A Fin24 reader asks:

I want to enquire about insolvency. My debt amounts to about R200 000 and my monthly income is R9 000. I feel like I'm drowning and the debt counsellors are unable to help me. I do not own property.

Debt Care 911, a company offering advice to South Africans under debt pressure nationwide, advises:

When you cannot pay your debts, you are said to be insolvent. Although insolvency is not a crime, criminal charges can often follow the sequestration of an estate.

These may be for not having kept proper records of transactions or for common law crimes such as fraud.

If you are insolvent, you can seek an out-of-court settlement with your creditors, surrender your estate or in some cases apply to the magistrate's court for an administration order.

In certain circumstances, your estate may be sequestrated as insolvent at either your own initiative or that of a creditor.

Sequestration proceedings are designed to freeze an insolvent estate and to place it in the hands of a trustee, who liquidates it and distributes the proceeds among various creditors.

If your estate is sequestrated after you have become insolvent you may, subject to certain conditions, apply for rehabilitation. If your application is successful, the court will declare that you are no longer insolvent and that you are free to trade and contract.

Settling out of court

Because a private arrangement with creditors – known as composition or voluntary distribution – is not governed by formalities, fewer expenses are incurred than in formal court proceedings.

If you intend seeking an out-of-court settlement, supply your attorney with details of your debts, income and assets and ask him/her to propose to your creditors in writing a distribution on the basis of monthly instalments.

If your creditors do not unanimously agree to your proposal, it may have to be abandoned in favour of an administration order or sequestration.

Although nothing stops you from writing to your creditors yourself and proposing the distribution, your attorney is more likely to be successful in negotiating with a dissenting creditor.

An administration order

If your debts do not exceed R50 000, you can apply to the magistrate's court for an administration order. This gives you a degree of breathing space by allowing you to pay off your debts, usually in instalments.

Only debts that are due or overdue for payment on the date of your application are included in the total. If you therefore owe money on, say, a mortgage bond or a car, include only amounts of the instalments that are due.

Ensure that a copy of your application is delivered or posted to each creditor. In certain circumstances you may be eligible for a moratorium, for example if you are a farmer or if you are performing obligatory military service.

The amount a court may order you to pay will not exceed the difference between your income and reasonable expenditure.

Once an order has been issued for the administration of your estate, you may not incur further debts or raise credit without explaining to the other party that you are under an order of administration.

While an administration order is in force, no creditor has any legal remedy against you or your property for collecting money owing, subject to some exceptions, without the permission of the court.

 - Fin24


  • Clark - 2012-06-07 16:36

    There are many more options to a consumer including meeting your current contractual installments.
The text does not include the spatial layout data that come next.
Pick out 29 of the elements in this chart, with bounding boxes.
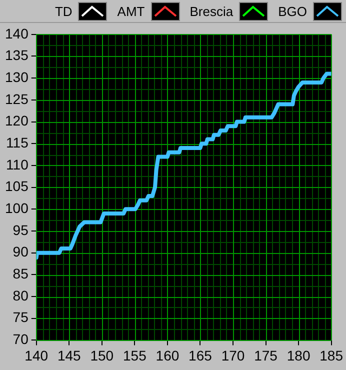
y-tick-label: 110: [6, 156, 29, 172]
legend-label: AMT: [117, 4, 145, 18]
y-tick-label: 80: [12, 287, 29, 304]
y-tick-label: 95: [12, 222, 29, 238]
y-tick-label: 85: [12, 266, 29, 282]
x-tick-label: 155: [123, 347, 147, 364]
y-tick-label: 115: [6, 134, 29, 150]
x-tick-label: 140: [24, 347, 48, 364]
x-tick-label: 145: [57, 347, 82, 364]
y-tick-label: 105: [5, 178, 29, 194]
x-tick-label: 150: [90, 347, 114, 364]
x-tick-label: 180: [286, 347, 310, 364]
legend-label: Brescia: [190, 4, 234, 18]
x-tick-label: 170: [221, 347, 245, 364]
y-tick-label: 120: [5, 112, 29, 129]
y-tick-label: 125: [5, 90, 29, 107]
y-tick-label: 100: [5, 200, 29, 216]
legend-label: TD: [54, 4, 72, 18]
x-tick-label: 185: [320, 347, 344, 364]
legend-label: BGO: [278, 4, 307, 18]
y-tick-label: 135: [5, 47, 29, 64]
y-tick-label: 130: [5, 68, 29, 85]
x-tick-label: 165: [188, 347, 212, 364]
y-tick-label: 90: [12, 244, 29, 260]
y-tick-label: 140: [5, 25, 29, 42]
y-tick-label: 70: [12, 331, 29, 348]
y-tick-label: 75: [12, 309, 29, 326]
x-tick-label: 175: [254, 347, 278, 364]
x-tick-label: 160: [156, 347, 180, 364]
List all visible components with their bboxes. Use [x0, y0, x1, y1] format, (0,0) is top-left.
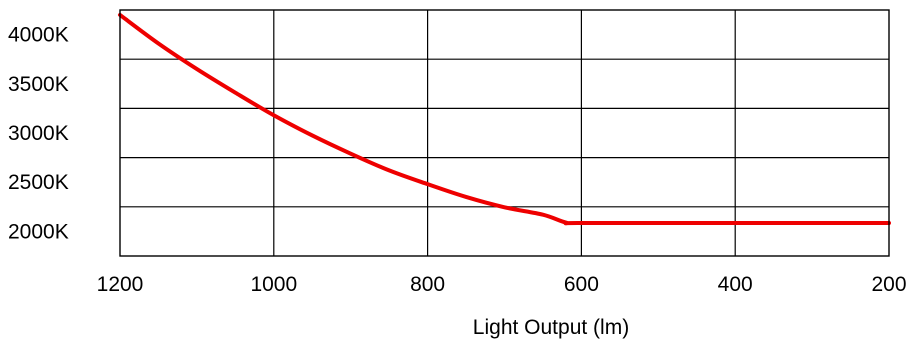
plot-border: [119, 9, 890, 257]
x-tick-label: 400: [718, 273, 753, 296]
grid: [120, 10, 889, 256]
y-tick-label: 2500K: [8, 171, 69, 194]
y-tick-label: 2000K: [8, 220, 69, 243]
y-tick-label: 3000K: [8, 122, 69, 145]
y-axis-tick-labels: 2000K 2500K 3000K 3500K 4000K: [8, 24, 69, 244]
x-tick-label: 600: [564, 273, 599, 296]
x-axis-tick-labels: 1200 1000 800 600 400 200: [97, 273, 907, 296]
x-tick-label: 1200: [97, 273, 144, 296]
series-line: [118, 12, 891, 226]
x-tick-label: 1000: [250, 273, 297, 296]
x-tick-label: 200: [871, 273, 906, 296]
x-tick-label: 800: [410, 273, 445, 296]
series-layer: [118, 12, 891, 226]
y-tick-label: 3500K: [8, 73, 69, 96]
plot-frame: [119, 9, 890, 257]
y-tick-label: 4000K: [8, 24, 69, 47]
x-axis-title: Light Output (lm): [473, 316, 629, 339]
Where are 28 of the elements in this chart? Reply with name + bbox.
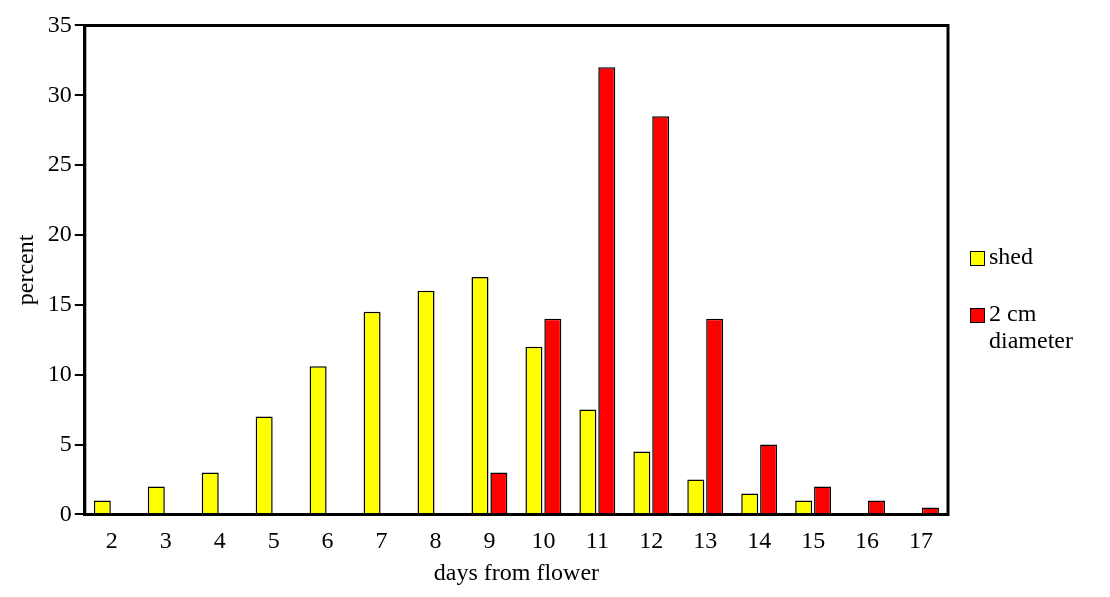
x-tick-label: 6	[321, 527, 334, 554]
x-tick-label: 12	[639, 527, 664, 554]
x-tick-label: 9	[483, 527, 496, 554]
x-tick-label: 17	[909, 527, 934, 554]
y-tick-label: 5	[59, 429, 72, 456]
y-tick-label: 35	[47, 10, 72, 37]
x-tick-label: 13	[693, 527, 718, 554]
x-tick-label: 4	[213, 527, 226, 554]
legend-label: 2 cm diameter	[989, 299, 1074, 354]
legend-label: shed	[989, 242, 1033, 270]
x-axis-title: days from flower	[433, 558, 600, 585]
x-tick-label: 16	[855, 527, 880, 554]
y-tick-label: 10	[47, 359, 72, 386]
y-tick-label: 30	[47, 80, 72, 107]
y-tick-label: 15	[47, 290, 72, 317]
y-tick-label: 25	[47, 150, 72, 177]
y-tick-label: 0	[59, 499, 72, 526]
x-tick-label: 11	[585, 527, 609, 554]
x-tick-label: 15	[801, 527, 826, 554]
x-tick-label: 2	[105, 527, 118, 554]
x-tick-label: 14	[747, 527, 772, 554]
x-tick-label: 8	[429, 527, 442, 554]
y-tick-label: 20	[47, 220, 72, 247]
y-axis-title: percent	[11, 234, 38, 306]
x-tick-label: 10	[531, 527, 556, 554]
x-tick-label: 7	[375, 527, 388, 554]
x-tick-label: 5	[267, 527, 280, 554]
x-tick-label: 3	[159, 527, 172, 554]
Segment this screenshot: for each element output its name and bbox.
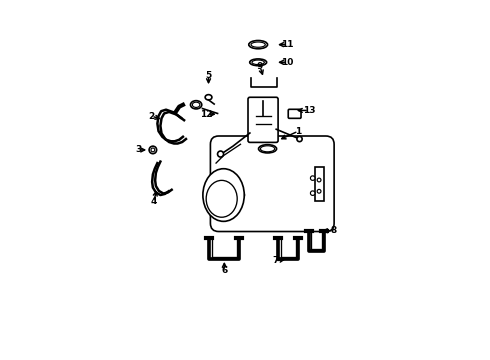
FancyBboxPatch shape <box>288 109 301 118</box>
Ellipse shape <box>206 180 237 217</box>
Circle shape <box>218 151 223 157</box>
Ellipse shape <box>249 40 268 49</box>
Ellipse shape <box>252 60 265 64</box>
Ellipse shape <box>259 145 276 153</box>
Circle shape <box>297 136 302 141</box>
Ellipse shape <box>191 101 202 109</box>
Circle shape <box>317 178 321 182</box>
FancyBboxPatch shape <box>248 97 278 143</box>
Circle shape <box>311 191 315 195</box>
Ellipse shape <box>260 146 275 152</box>
Circle shape <box>151 148 155 152</box>
Circle shape <box>311 176 315 180</box>
Text: 9: 9 <box>257 62 263 71</box>
Text: 1: 1 <box>295 127 301 136</box>
Text: 5: 5 <box>205 71 212 80</box>
Text: 11: 11 <box>281 40 294 49</box>
FancyBboxPatch shape <box>210 136 334 231</box>
Ellipse shape <box>205 95 212 100</box>
Text: 10: 10 <box>281 58 294 67</box>
Ellipse shape <box>250 59 267 66</box>
Polygon shape <box>315 167 324 201</box>
Text: 2: 2 <box>148 112 154 121</box>
Text: 7: 7 <box>272 256 278 265</box>
Ellipse shape <box>193 102 200 107</box>
Ellipse shape <box>203 169 244 221</box>
Text: 12: 12 <box>200 110 213 119</box>
Text: 4: 4 <box>150 197 157 206</box>
Text: 3: 3 <box>135 145 142 154</box>
Ellipse shape <box>251 42 265 47</box>
Text: 8: 8 <box>330 226 337 235</box>
Circle shape <box>149 146 157 154</box>
Circle shape <box>317 189 321 193</box>
Text: 6: 6 <box>221 266 227 275</box>
Text: 13: 13 <box>303 106 315 115</box>
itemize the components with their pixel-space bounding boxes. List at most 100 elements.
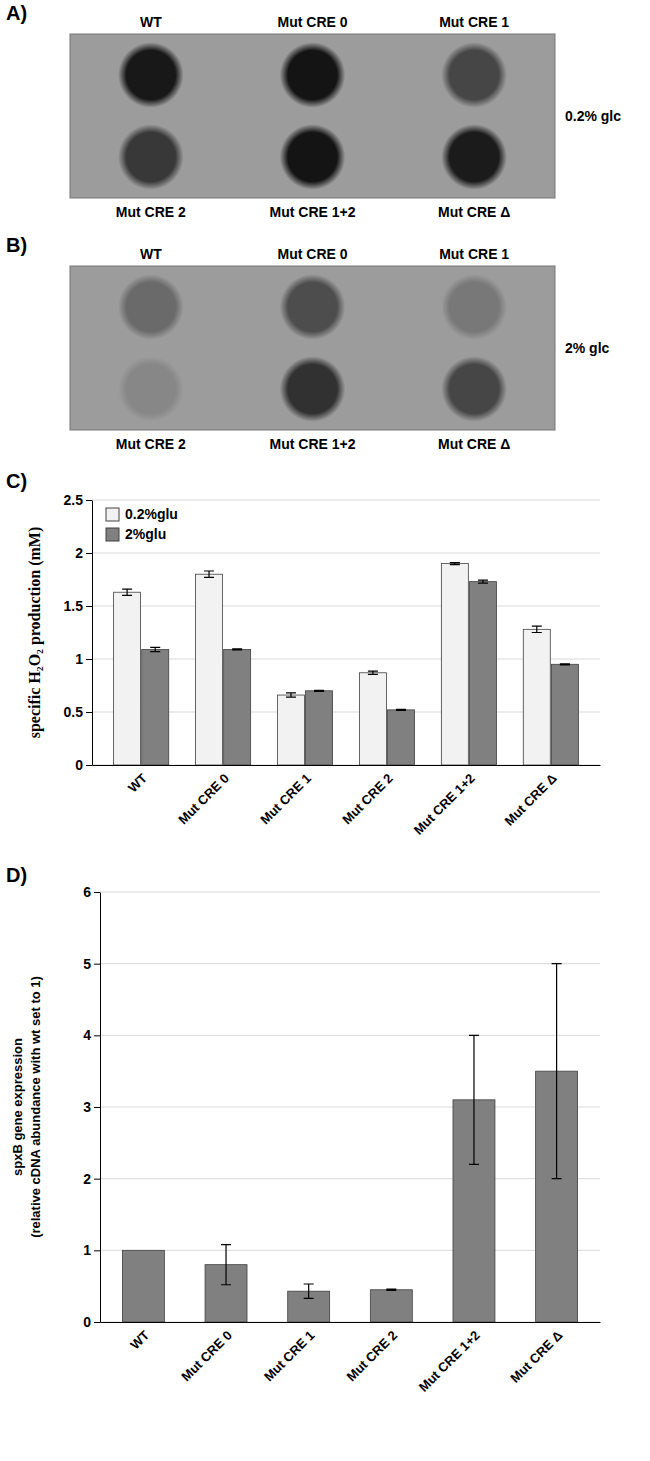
error-bar	[560, 664, 570, 665]
x-tick: WT	[125, 765, 150, 795]
y-tick: 2	[83, 1171, 100, 1187]
y-axis-line	[100, 893, 101, 1323]
y-tick-label: 2	[75, 545, 83, 561]
x-tick-label: Mut CRE Δ	[502, 771, 560, 829]
bar	[196, 574, 223, 765]
spot-label: WT	[140, 14, 162, 30]
figure: A) WT Mut CRE 0 Mut CRE 1 Mut CRE 2 Mut CRE 1…	[0, 0, 650, 1461]
x-tick-label: Mut CRE 1	[257, 771, 314, 828]
x-tick: Mut CRE Δ	[502, 765, 560, 829]
bar-panel: D)0123456WTMut CRE 0Mut CRE 1Mut CRE 2Mu…	[6, 864, 601, 1395]
y-tick-label: 4	[83, 1027, 91, 1043]
x-tick: Mut CRE 2	[344, 1322, 401, 1384]
spot-label: Mut CRE 1+2	[270, 436, 356, 452]
spot-label: Mut CRE 1	[439, 14, 509, 30]
y-axis-line	[92, 501, 93, 766]
spot	[441, 124, 507, 190]
x-tick-label: Mut CRE 1+2	[416, 1328, 483, 1395]
annotation: 2% glc	[565, 340, 610, 356]
spot	[118, 274, 184, 340]
y-tick-label: 0.5	[64, 704, 84, 720]
grid-line	[100, 1322, 600, 1323]
y-tick: 2	[75, 545, 92, 561]
y-tick: 0.5	[64, 704, 92, 720]
bar	[370, 1290, 412, 1322]
y-tick-mark	[94, 1179, 100, 1180]
x-axis-line	[101, 1322, 601, 1323]
y-axis-title: specific H₂O₂ production (mM)	[26, 527, 44, 739]
y-tick: 1	[83, 1242, 100, 1258]
y-tick-mark	[94, 1250, 100, 1251]
legend-label: 2%glu	[125, 526, 166, 542]
spot-label: Mut CRE Δ	[438, 436, 510, 452]
error-bar	[286, 693, 296, 697]
error-bar	[532, 626, 542, 632]
y-tick: 3	[83, 1099, 100, 1115]
x-tick-label: Mut CRE 0	[178, 1328, 235, 1385]
grid-line	[100, 892, 600, 893]
y-tick-label: 1	[75, 651, 83, 667]
x-axis-line	[93, 765, 601, 766]
spot	[280, 356, 346, 422]
error-bar	[478, 580, 488, 583]
x-tick: Mut CRE 1+2	[411, 765, 478, 838]
x-tick: Mut CRE Δ	[507, 1322, 565, 1386]
x-tick-label: Mut CRE 1	[261, 1328, 318, 1385]
y-tick-mark	[94, 1107, 100, 1108]
legend-swatch	[106, 528, 119, 541]
panel-letter: C)	[6, 470, 27, 492]
y-tick-mark	[86, 553, 92, 554]
y-tick: 1.5	[64, 598, 92, 614]
error-bar	[552, 964, 562, 1179]
spot	[280, 42, 346, 108]
x-tick: Mut CRE 1	[257, 765, 314, 827]
grid-line	[100, 1178, 600, 1179]
spot	[441, 356, 507, 422]
spot	[118, 42, 184, 108]
bar	[359, 673, 386, 765]
bar	[388, 710, 415, 765]
x-tick: Mut CRE 1+2	[416, 1322, 483, 1395]
y-axis: 0123456	[83, 884, 100, 1330]
x-tick-label: WT	[125, 771, 150, 796]
x-tick-label: Mut CRE 2	[339, 771, 396, 828]
y-tick-mark	[94, 1322, 100, 1323]
y-tick-mark	[94, 892, 100, 893]
grid-line	[100, 963, 600, 964]
spot	[441, 274, 507, 340]
x-tick-label: Mut CRE 0	[175, 771, 232, 828]
plate-panel: A)WTMut CRE 0Mut CRE 1Mut CRE 2Mut CRE 1…	[6, 2, 621, 220]
y-axis-title: (relative cDNA abundance with wt set to …	[28, 976, 43, 1238]
y-tick-mark	[86, 606, 92, 607]
error-bar	[122, 589, 132, 595]
grid-line	[100, 1035, 600, 1036]
panel-letter: A)	[6, 2, 27, 24]
bar	[224, 649, 251, 765]
error-bar	[150, 647, 160, 651]
plate-background	[70, 266, 555, 430]
plot-area	[122, 964, 577, 1322]
y-tick: 6	[83, 884, 100, 900]
spot-label: Mut CRE 0	[278, 14, 348, 30]
y-tick-mark	[86, 712, 92, 713]
grid-line	[92, 553, 600, 554]
spot-label: Mut CRE Δ	[438, 204, 510, 220]
legend-label: 0.2%glu	[125, 506, 178, 522]
spot	[118, 124, 184, 190]
plot-area	[114, 563, 579, 765]
error-bar	[232, 649, 242, 650]
y-tick: 0	[75, 757, 92, 773]
error-bar	[386, 1289, 396, 1290]
annotation: 0.2% glc	[565, 108, 621, 124]
y-tick-label: 2.5	[64, 492, 84, 508]
x-tick-label: WT	[127, 1328, 152, 1353]
x-tick: Mut CRE 0	[175, 765, 232, 827]
error-bar	[469, 1035, 479, 1164]
error-bar	[304, 1284, 314, 1298]
bar	[122, 1250, 164, 1322]
bar	[114, 592, 141, 765]
panel-letter: D)	[6, 864, 27, 886]
y-tick-mark	[94, 964, 100, 965]
x-tick: Mut CRE 2	[339, 765, 396, 827]
y-tick-label: 0	[75, 757, 83, 773]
Once there is a plan you will feel less intimidated and out of control. Measuring your monthly spend will allow you to understand what is available to repay your creditors. If this is less than the contractual amount contact them to arrange for a reduced amount. If they are not willing to agree there are more effective and cost efficient ways to enforce an affordable arrangement such as debt counselling. Sequestration is extremely expensive, requires 20cents in the rand to be distributed to creditors and comes with a long rehabilitation period. Administration orders is possibly the most expensive solution in that administrators usually charge exaggerated fees that requires legal action to challenge. This also comes with a judgment that stays on your record for quite some time. This article provides limited options with poor advice.

  • johan.retief - 2012-06-08 15:42

    Dear reader. Your debt is not that bad. I would estimate that your total monthly payments probably amount to something like R5000pm (+-4 years repayment). This just means that you need to decrease your lifestyle for this time period to get out of it. The trick truly is NOT to make anymore debt during this time. When you have paid of your debt, save at least half of what you used to pay on your debts. Use half of this for your fun purchases and and save the other half for retirement (i.e.R1250pm or 13.8%) of your salary. I do not know what your age is, but if you are around 30, and you continue with this method, you would be incredibly surprised about what you can afford when you are 38. Suffer short term to benefit long term. I understand that each situation is different and things are never this easy...heck, I can't even get it right, but if you try, you will be better off than when you didn't.

  • luthando.mrwebi - 2012-06-12 22:20

    Hi, could you offer some advise? I'm 26, shares in a property (R1.6m - deceased estate), and will be taken for administration according to the lawyers representing a warehouse my brother is leasing and not paying (R115000) for where I signed surety. I'm earning roughly R25k pm. Initially there was an agreement I could pay R10000pm that I have been paying and even more on other months. However they have brought the deadline up to 30 June. I'm running out of options every day and am fearing for my life!